Overview
With the help of SQL, you can build, train, and manage machine learning models directly in the database with InterSystems IRIS's robust IntegratedML tool. Using SQL examples that represent your data, we will go over IntegratedML configuration and how it is used in practical situations in this article.
IntegratedML Configuration
A ML configuration (“ML Configuration”) defines the machine learning provider that will perform the training, in addition to other necessary information. IntegratedML has a default configuration called %AutoML, already activated after installing InterSystems IRIS.
Creating ML Configuration
To create a new ML configuration, we can use the System Management Portal or SQL commands.
Creating ML Configuration via SQL:
CREATE ML CONFIGURATION MeuMLConfig PROVIDER AutoML USING {'verbosity': 1};
To set this configuration as default:
SET ML CONFIGURATION MeuMLConfig;
To view the training settings:
SELECT * FROM INFORMATION_SCHEMA.ML_TRAINING_RUNS;
IntegratedML Application
Creating a predictive model to estimate the amount of energy generated by a consumer unit:
CREATE MODEL PredicaoEnergia PREDICTING (quantidade_generada) FROM UnidadeConsumidora;
Training the model:
TRAIN MODEL PredicaoEnergia;
Making predictions:
SELECT quanto_generada, PREDICT(PredicaoEnergia) AS predicao FROM UnidadeConsumidora WHERE id = 1001;
Implementation: Machine Learning in Solar Energy
1. Data Integration with IRIS
We extracted essential data from multiple tables to build the dataset:
SELECT PSID, CHNNLID, TYPENAME, DEVICESN, DEVICETYPE, FACTORYNAME, STATUS FROM datafabric_solar_bd.EQUIPAMENTS;
2. Predictive Maintenance Model Training
Using Python Embedded in IRIS to train a predictive maintenance model:
from sklearn.ensemble import RandomForestClassifier
from iris import irispy
# Load data
sql_query = "SELECT PSID, DEVSTATUS, ALARMCOUNT FROM datafabric_solar_bd.USINAS;" data = irispy.sql(sql_query)
# Train the model
model = RandomForestClassifier()
model.fit(data[['DEVSTATUS', 'ALARMCOUNT']], data['PSID'])

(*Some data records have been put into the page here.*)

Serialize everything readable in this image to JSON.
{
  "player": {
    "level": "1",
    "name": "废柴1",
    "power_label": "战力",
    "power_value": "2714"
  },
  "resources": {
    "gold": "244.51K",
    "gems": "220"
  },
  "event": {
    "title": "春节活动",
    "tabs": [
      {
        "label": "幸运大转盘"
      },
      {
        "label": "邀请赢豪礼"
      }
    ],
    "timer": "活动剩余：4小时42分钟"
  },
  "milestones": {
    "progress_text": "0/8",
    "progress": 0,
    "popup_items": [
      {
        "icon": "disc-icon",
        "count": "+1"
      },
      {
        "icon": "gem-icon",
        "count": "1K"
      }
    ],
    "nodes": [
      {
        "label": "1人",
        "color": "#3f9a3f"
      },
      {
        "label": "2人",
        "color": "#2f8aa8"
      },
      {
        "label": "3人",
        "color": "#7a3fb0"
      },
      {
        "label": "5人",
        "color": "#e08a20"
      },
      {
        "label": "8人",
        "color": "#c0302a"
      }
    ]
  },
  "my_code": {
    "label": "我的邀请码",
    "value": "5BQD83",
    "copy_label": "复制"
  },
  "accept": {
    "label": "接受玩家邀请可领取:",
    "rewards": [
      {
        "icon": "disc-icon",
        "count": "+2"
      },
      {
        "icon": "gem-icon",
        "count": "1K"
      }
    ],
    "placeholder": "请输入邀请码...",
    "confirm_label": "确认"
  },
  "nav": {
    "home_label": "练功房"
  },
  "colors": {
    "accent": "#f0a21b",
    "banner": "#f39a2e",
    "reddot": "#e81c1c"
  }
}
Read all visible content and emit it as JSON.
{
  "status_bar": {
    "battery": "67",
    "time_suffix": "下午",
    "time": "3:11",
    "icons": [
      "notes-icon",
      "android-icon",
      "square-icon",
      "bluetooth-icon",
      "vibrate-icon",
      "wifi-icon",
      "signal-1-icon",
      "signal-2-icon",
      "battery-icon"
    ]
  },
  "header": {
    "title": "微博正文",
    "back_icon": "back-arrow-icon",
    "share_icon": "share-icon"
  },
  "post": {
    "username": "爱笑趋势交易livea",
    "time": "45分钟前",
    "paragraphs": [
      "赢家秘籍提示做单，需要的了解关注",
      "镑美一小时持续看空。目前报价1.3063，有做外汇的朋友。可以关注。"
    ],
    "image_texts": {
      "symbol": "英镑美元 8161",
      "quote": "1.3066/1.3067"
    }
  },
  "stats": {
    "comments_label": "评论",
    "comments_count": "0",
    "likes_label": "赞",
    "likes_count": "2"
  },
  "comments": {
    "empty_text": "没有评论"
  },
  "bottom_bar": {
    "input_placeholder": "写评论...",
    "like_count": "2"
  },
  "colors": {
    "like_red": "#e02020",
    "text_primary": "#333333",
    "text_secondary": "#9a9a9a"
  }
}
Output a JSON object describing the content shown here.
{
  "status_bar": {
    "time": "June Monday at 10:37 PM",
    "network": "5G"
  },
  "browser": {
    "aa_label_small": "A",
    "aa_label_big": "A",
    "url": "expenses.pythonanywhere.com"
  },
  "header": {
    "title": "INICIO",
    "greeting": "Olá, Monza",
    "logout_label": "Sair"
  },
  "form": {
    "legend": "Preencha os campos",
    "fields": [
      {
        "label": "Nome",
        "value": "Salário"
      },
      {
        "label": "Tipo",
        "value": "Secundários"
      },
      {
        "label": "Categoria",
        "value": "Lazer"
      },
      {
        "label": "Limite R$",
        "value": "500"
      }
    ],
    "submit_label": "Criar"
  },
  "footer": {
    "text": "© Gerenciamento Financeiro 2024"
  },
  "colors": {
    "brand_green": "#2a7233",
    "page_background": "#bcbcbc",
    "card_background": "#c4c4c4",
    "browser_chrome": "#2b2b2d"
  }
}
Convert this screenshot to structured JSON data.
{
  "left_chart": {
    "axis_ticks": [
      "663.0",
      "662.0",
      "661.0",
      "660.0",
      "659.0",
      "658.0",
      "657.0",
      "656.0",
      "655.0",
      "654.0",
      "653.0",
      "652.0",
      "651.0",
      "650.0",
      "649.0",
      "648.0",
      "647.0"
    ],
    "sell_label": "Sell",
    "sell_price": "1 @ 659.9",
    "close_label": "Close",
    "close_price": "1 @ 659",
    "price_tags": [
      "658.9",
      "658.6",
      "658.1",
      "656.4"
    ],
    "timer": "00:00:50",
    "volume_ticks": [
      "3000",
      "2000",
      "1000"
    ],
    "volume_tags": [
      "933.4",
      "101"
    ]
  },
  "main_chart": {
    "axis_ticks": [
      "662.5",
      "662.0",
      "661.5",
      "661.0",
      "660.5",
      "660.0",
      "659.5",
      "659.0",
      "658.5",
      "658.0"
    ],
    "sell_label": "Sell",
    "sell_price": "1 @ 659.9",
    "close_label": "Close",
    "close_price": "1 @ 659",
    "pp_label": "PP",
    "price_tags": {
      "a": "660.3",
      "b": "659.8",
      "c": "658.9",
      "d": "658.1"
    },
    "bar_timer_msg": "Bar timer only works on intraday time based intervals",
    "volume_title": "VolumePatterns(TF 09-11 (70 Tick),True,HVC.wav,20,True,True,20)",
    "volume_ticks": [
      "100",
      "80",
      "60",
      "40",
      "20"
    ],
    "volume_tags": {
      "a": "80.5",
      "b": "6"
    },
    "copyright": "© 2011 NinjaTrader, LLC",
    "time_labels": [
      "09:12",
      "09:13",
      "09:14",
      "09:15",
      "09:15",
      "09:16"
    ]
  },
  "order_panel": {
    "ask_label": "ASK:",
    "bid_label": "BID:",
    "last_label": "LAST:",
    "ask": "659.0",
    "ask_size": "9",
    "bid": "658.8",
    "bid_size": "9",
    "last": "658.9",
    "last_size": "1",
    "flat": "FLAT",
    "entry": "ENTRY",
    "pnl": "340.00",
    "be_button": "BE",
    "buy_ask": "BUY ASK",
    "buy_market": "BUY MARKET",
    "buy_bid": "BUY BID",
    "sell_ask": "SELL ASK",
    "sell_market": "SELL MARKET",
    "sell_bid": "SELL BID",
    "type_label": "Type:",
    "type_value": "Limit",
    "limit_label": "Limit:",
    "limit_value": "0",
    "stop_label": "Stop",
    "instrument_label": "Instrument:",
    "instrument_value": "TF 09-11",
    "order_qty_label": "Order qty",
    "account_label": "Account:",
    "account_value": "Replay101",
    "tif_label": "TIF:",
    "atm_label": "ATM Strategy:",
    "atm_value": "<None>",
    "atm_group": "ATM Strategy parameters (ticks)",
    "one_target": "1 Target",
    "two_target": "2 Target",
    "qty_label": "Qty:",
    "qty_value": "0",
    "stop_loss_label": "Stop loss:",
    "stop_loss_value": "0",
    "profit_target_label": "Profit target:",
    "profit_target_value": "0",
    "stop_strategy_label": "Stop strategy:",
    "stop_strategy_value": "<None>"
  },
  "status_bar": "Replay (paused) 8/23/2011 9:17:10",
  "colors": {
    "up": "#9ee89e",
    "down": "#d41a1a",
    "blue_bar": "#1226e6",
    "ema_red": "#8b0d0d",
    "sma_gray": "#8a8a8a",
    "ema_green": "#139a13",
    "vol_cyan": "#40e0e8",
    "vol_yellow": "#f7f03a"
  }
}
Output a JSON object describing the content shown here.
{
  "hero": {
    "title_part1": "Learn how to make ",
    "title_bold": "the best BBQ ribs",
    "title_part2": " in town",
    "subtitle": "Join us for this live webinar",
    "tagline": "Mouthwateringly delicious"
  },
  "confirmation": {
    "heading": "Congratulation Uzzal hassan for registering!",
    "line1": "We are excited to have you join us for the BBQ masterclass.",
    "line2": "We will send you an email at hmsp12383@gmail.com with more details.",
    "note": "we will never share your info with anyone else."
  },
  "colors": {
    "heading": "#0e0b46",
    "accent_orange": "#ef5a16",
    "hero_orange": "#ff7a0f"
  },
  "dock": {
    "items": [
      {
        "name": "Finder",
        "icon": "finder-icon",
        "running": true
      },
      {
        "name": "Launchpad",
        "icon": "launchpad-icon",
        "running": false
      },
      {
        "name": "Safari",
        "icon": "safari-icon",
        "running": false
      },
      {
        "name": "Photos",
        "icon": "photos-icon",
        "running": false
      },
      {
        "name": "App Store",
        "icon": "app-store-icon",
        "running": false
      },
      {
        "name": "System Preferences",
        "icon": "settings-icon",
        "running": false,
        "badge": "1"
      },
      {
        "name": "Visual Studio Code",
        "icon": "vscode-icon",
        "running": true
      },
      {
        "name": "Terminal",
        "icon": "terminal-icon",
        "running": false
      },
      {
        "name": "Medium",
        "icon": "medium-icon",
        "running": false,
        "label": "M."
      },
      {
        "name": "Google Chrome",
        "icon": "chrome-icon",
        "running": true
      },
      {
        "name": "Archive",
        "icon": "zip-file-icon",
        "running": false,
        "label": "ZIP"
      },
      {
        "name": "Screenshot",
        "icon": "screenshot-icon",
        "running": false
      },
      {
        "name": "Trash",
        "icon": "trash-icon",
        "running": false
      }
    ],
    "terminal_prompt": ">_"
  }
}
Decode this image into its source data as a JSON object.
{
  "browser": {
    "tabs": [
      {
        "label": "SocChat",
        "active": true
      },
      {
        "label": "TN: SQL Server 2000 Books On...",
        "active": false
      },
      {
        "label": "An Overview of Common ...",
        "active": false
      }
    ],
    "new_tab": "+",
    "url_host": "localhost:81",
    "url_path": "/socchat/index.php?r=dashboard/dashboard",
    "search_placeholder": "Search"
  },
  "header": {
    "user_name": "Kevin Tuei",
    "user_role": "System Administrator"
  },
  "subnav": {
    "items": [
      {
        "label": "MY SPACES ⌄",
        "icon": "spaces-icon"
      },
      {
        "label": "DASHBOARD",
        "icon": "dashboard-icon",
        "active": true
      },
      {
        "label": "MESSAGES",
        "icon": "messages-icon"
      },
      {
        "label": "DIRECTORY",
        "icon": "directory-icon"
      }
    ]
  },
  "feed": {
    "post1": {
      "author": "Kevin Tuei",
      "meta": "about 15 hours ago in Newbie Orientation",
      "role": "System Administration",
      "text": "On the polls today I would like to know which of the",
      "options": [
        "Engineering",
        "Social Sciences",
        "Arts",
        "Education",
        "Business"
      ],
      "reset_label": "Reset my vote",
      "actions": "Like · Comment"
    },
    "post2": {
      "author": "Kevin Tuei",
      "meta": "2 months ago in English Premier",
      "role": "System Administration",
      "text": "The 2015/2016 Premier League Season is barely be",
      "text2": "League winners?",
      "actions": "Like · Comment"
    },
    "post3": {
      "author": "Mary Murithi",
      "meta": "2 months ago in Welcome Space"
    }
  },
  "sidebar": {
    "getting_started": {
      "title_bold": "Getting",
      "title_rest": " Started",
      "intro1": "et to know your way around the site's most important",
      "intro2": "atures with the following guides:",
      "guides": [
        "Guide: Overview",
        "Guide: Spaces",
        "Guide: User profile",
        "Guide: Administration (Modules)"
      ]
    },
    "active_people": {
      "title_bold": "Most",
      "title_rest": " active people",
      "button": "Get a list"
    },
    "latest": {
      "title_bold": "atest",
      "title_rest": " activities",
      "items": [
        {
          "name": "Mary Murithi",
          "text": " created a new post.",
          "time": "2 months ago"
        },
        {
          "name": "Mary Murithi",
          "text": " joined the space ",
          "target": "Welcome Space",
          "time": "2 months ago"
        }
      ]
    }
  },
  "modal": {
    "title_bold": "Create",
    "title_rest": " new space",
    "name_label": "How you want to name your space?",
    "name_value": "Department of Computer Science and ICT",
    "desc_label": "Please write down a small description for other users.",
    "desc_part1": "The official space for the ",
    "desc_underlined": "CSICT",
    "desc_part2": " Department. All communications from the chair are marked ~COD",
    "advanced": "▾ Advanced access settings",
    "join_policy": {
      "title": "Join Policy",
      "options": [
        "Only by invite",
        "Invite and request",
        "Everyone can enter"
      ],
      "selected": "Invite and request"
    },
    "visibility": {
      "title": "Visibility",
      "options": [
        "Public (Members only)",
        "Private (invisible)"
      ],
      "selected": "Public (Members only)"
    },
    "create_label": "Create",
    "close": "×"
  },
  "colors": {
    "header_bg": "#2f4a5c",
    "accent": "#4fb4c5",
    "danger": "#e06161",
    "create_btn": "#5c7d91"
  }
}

3. Forecasting Energy Production
Using time series analysis to forecast daily energy production:
from fbprophet import Prophet
# Prepare dataset
df = irispy.sql("SELECT STARTTIMESTAMP, PRODDAYPLANT FROM datafabric_solar_bd.POINTMINUTEDATA;")
df.rename(columns={'STARTTIMESTAMP': 'ds', 'PRODDAYPLANT': 'y'}, inplace=True)
# Train forecasting model
model = Prophet()
model.fit(df)
future = model.make_future_dataframe(periods=30)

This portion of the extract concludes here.